Gene expression and Regulation program, The Wistar Institute, Philadelphia, PA, 19104, USA.
Epigenetics Institute, University of Pennsylvania, Philadelphia, PA, 19104, USA.
Nat Commun. 2020 May 6;11(1):2219. doi: 10.1038/s41467-020-15902-9.

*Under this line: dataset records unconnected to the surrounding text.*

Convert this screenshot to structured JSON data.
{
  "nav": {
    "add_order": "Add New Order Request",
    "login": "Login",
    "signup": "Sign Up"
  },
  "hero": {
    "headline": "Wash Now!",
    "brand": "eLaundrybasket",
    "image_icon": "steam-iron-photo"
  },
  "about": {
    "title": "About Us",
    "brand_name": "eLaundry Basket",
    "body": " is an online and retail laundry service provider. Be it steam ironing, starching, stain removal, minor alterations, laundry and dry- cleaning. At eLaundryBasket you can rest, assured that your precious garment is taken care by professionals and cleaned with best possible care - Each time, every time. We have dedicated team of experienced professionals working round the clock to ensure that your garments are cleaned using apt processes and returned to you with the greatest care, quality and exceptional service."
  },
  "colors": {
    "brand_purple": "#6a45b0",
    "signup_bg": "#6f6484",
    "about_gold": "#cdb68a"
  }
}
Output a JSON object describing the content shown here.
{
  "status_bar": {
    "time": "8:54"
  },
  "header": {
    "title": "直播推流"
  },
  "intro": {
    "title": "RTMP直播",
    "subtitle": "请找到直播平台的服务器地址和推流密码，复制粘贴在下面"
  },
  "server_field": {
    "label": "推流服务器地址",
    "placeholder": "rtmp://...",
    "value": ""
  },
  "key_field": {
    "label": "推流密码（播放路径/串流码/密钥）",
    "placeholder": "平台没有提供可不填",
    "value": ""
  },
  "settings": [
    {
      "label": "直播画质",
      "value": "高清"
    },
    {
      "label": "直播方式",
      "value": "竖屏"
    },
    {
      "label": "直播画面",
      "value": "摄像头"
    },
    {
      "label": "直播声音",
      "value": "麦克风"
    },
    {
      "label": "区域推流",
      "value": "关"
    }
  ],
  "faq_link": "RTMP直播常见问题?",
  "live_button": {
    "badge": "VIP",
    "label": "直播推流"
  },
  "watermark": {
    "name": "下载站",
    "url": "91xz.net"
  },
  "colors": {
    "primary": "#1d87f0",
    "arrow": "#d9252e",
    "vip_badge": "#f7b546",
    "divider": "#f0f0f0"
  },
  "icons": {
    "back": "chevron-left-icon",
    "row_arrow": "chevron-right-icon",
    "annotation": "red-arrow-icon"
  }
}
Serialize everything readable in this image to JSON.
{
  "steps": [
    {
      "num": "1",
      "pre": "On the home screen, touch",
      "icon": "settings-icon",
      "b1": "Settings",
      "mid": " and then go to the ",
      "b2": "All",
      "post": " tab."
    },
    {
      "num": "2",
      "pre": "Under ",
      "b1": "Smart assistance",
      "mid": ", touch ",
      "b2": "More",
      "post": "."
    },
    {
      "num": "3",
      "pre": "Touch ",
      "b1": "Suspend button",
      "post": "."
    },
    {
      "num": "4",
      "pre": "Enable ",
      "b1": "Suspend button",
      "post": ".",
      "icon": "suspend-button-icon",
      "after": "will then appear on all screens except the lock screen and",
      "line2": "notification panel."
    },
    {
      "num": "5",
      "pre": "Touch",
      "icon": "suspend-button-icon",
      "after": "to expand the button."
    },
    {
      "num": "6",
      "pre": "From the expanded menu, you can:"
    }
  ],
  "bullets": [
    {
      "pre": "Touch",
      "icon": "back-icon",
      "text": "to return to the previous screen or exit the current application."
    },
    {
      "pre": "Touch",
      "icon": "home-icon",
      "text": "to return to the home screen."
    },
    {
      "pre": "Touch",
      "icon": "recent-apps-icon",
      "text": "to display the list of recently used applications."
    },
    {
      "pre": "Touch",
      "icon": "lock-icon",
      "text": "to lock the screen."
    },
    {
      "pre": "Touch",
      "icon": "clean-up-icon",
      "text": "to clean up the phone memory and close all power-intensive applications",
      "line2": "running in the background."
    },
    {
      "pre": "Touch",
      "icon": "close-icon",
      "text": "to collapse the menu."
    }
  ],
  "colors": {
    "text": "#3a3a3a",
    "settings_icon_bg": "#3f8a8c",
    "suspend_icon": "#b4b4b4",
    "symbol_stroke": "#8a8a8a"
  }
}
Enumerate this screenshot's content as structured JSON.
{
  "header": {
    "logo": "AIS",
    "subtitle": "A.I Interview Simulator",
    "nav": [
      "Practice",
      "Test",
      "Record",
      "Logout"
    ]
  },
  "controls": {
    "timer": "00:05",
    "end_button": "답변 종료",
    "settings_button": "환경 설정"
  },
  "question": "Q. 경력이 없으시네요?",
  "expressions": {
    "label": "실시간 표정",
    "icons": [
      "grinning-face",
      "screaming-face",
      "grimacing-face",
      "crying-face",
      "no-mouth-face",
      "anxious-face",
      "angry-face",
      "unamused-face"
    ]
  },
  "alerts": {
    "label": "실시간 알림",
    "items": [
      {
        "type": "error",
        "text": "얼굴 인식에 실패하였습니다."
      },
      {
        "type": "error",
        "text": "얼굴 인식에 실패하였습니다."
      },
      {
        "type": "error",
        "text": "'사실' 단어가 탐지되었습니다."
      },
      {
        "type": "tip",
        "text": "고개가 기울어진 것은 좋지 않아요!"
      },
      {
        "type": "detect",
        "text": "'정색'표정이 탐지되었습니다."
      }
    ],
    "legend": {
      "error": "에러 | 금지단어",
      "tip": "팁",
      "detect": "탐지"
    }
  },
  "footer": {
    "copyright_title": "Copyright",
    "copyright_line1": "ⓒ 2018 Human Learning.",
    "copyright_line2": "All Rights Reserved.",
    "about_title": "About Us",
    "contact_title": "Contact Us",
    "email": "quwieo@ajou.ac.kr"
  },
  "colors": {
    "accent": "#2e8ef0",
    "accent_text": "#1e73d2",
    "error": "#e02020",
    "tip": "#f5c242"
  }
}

Heterochromatin in the eukaryotic genome is rigorously controlled by the concerted action of protein factors and RNAs. Here, we investigate the RNA binding function of ATRX, a chromatin remodeler with roles in silencing of repetitive regions of the genome and in recruitment of the polycomb repressive complex 2 (PRC2). We identify ATRX RNA binding regions (RBRs) and discover that the major ATRX RBR lies within the N-terminal region of the protein, distinct from its PHD and helicase domains. Deletion of this ATRX RBR (ATRXΔRBR) compromises ATRX interactions with RNAs in vitro and in vivo and alters its chromatin binding properties. Genome-wide studies reveal that loss of RNA interactions results in a redistribution of ATRX on chromatin. Finally, our studies identify a role for ATRX-RNA interactions in regulating PRC2 localization to a subset of polycomb target genes.
真核基因组中的异染色质受到蛋白质因子和 RNA 的协同作用的严格控制。在这里,我们研究了 ATRX 的 RNA 结合功能,ATRX 是一种染色质重塑因子,在基因组重复区域的沉默和多梳抑制复合物 2 (PRC2) 的募集中发挥作用。我们确定了 ATRX 的 RNA 结合区域 (RBR),并发现主要的 ATRX RBR 位于蛋白质的 N 端区域,与它的 PHD 和螺旋酶结构域不同。该 ATRX RBR(ATRXΔRBR)的缺失会损害 ATRX 与体外和体内 RNA 的相互作用,并改变其染色质结合特性。全基因组研究表明,RNA 相互作用的丧失导致 ATRX 在染色质上的重新分布。最后,我们的研究确定了 ATRX-RNA 相互作用在调节 PRC2 定位到一组多梳靶基因中的作用。